Shenyang J-31 and U.S. F-35

Like the F-22, Lockheed Martin’s F-35 Joint Strike Fighter was also compromised by Su Bin, leading to China’s J-31 program. This jet, still under development, possesses a greater operational range and larger payload capacity than the F-35 it was based on. There is an expectation that the J-31 will become China’s primary carrier-based fighter once it reaches full production, replacing the PLA-N’s troubled J-15 once it enters service. Like the J-20 program, the J-31 is limited by China’s inexperience with stealth aircraft.

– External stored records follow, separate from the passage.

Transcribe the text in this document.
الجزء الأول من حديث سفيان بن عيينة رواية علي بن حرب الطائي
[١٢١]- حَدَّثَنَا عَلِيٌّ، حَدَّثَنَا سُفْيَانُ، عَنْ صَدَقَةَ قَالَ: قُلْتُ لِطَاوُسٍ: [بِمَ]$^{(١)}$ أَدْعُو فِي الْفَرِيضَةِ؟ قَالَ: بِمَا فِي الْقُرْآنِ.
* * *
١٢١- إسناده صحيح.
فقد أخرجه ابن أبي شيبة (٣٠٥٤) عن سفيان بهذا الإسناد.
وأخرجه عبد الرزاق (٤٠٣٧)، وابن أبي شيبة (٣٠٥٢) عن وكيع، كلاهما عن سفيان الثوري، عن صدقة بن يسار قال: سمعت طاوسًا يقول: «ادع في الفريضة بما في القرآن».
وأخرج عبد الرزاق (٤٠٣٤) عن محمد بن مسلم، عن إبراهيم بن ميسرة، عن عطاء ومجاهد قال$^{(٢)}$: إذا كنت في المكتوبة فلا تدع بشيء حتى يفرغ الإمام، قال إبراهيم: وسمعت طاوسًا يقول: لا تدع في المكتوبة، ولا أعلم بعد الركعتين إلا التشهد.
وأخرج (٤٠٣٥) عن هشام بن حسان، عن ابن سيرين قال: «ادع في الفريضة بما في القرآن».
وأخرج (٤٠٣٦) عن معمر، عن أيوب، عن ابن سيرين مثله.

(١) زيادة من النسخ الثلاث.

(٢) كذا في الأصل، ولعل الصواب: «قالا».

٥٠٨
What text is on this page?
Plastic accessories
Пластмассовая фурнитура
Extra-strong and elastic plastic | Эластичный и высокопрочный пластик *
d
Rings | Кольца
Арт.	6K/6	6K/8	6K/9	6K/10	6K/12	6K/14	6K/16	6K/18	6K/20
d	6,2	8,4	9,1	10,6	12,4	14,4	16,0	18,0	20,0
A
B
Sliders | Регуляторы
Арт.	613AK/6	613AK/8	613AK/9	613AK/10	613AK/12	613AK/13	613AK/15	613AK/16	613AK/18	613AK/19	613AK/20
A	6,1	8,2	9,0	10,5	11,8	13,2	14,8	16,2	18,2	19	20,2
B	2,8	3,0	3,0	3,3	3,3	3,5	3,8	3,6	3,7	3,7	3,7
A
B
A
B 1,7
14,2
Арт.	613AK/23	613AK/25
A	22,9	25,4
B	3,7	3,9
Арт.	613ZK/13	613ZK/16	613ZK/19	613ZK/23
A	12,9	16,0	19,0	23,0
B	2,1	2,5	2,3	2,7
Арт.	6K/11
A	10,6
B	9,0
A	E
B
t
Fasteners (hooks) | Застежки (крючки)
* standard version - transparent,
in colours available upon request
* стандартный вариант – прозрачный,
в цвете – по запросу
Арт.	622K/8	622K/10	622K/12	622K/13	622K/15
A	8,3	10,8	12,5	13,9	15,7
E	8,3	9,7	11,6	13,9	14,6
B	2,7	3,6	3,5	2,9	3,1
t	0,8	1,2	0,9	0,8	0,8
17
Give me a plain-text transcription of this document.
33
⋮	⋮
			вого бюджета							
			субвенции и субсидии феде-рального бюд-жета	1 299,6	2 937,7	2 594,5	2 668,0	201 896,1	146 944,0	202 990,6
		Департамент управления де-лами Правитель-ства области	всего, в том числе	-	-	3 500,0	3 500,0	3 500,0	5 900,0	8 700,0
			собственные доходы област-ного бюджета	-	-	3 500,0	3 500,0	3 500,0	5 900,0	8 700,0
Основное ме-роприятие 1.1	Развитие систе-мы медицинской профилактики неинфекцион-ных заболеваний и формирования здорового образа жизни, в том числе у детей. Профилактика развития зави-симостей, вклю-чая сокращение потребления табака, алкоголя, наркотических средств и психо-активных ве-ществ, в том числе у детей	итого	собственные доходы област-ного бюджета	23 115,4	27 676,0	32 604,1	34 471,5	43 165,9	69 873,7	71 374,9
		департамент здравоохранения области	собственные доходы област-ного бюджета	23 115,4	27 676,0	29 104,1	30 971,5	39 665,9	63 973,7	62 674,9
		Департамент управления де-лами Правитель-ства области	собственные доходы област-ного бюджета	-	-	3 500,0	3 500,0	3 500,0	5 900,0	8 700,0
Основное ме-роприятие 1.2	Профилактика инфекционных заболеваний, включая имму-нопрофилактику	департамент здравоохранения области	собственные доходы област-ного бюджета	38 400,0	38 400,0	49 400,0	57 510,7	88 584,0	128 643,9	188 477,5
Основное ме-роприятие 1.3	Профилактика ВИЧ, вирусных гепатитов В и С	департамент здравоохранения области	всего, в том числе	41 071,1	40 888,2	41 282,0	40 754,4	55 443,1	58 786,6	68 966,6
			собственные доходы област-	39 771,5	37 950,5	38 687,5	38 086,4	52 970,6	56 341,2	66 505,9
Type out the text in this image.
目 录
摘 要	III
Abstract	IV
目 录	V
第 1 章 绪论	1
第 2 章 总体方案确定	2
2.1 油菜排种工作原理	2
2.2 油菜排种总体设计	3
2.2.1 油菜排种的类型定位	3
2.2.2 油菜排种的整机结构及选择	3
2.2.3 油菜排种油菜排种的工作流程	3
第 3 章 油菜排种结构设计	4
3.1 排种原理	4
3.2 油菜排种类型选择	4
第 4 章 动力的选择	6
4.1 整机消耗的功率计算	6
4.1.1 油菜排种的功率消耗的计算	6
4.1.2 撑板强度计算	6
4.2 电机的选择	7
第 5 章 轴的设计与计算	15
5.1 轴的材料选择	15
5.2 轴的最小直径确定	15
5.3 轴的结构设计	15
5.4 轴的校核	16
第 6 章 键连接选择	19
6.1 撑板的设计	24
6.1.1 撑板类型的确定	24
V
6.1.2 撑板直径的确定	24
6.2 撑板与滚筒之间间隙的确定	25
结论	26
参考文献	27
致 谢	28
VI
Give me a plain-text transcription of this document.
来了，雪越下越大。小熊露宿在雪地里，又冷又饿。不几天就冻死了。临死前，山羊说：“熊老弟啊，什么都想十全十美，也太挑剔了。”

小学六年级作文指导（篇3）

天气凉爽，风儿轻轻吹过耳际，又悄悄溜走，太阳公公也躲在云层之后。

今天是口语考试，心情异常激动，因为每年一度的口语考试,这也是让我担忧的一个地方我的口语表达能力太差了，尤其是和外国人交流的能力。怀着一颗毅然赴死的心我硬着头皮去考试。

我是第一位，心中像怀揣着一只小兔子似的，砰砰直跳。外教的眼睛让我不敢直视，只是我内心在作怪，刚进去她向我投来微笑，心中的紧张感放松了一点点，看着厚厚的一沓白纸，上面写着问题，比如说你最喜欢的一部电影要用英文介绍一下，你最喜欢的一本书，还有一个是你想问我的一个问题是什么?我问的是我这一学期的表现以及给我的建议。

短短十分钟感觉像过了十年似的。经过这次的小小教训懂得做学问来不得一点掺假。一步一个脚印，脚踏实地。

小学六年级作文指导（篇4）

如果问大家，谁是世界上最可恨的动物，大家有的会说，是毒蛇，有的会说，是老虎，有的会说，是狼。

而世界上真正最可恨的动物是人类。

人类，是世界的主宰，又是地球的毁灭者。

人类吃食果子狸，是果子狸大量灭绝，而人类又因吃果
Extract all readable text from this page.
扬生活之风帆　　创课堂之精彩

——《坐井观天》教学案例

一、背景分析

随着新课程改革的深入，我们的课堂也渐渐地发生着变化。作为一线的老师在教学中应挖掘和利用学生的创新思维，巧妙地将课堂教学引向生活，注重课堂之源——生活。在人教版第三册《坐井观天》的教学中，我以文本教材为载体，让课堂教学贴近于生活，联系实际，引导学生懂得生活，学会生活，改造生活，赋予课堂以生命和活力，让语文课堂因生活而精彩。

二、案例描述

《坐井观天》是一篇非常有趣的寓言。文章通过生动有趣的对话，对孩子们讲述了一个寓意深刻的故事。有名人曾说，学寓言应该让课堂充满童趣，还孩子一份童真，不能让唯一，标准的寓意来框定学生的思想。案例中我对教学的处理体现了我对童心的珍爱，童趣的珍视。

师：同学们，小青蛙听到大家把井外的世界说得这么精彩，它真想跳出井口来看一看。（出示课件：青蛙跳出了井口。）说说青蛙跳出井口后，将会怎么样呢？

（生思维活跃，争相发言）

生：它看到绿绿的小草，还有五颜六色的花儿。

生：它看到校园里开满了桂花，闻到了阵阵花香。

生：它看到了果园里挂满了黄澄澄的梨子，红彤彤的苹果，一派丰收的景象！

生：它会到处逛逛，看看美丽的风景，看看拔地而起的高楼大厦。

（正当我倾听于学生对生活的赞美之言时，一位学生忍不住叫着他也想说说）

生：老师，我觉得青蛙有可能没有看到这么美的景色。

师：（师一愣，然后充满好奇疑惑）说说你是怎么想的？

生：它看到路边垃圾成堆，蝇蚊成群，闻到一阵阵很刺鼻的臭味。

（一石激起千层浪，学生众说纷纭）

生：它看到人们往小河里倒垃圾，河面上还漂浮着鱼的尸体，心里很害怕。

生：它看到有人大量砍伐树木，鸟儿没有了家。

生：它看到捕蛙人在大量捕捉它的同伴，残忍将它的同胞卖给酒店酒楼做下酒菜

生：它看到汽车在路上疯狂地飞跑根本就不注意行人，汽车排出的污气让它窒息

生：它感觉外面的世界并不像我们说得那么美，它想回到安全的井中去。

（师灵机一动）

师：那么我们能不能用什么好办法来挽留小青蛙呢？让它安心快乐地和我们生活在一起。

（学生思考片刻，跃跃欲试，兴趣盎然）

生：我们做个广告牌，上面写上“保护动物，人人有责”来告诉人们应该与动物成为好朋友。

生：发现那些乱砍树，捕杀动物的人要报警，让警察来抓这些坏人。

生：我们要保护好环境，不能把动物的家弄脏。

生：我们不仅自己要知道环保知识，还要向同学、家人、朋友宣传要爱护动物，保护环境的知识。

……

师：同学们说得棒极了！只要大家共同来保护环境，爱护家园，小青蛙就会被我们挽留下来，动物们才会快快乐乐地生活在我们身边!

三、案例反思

Aesthetically, the J-31 seems to borrow heavily from both the F-35 and F-22 programs, suggesting that it may be lighter and more manoeuvrable than America’s top-tier fighter. But it does lack some degree of the F-35’s stealth characteristics, as well as the American jet’s real claim to fame—a sensor suite that offers the pilot greater awareness of the battlespace.

In many ways, the F-35 serves not only as a fighter, but as a data hub. There is no indication that China’s J-31 has been able to fuse such a large variety of feeds into a singular manageable interface. That means the F-35’s ability to fight from beyond the horizon won’t be found in its Chinese knock-off.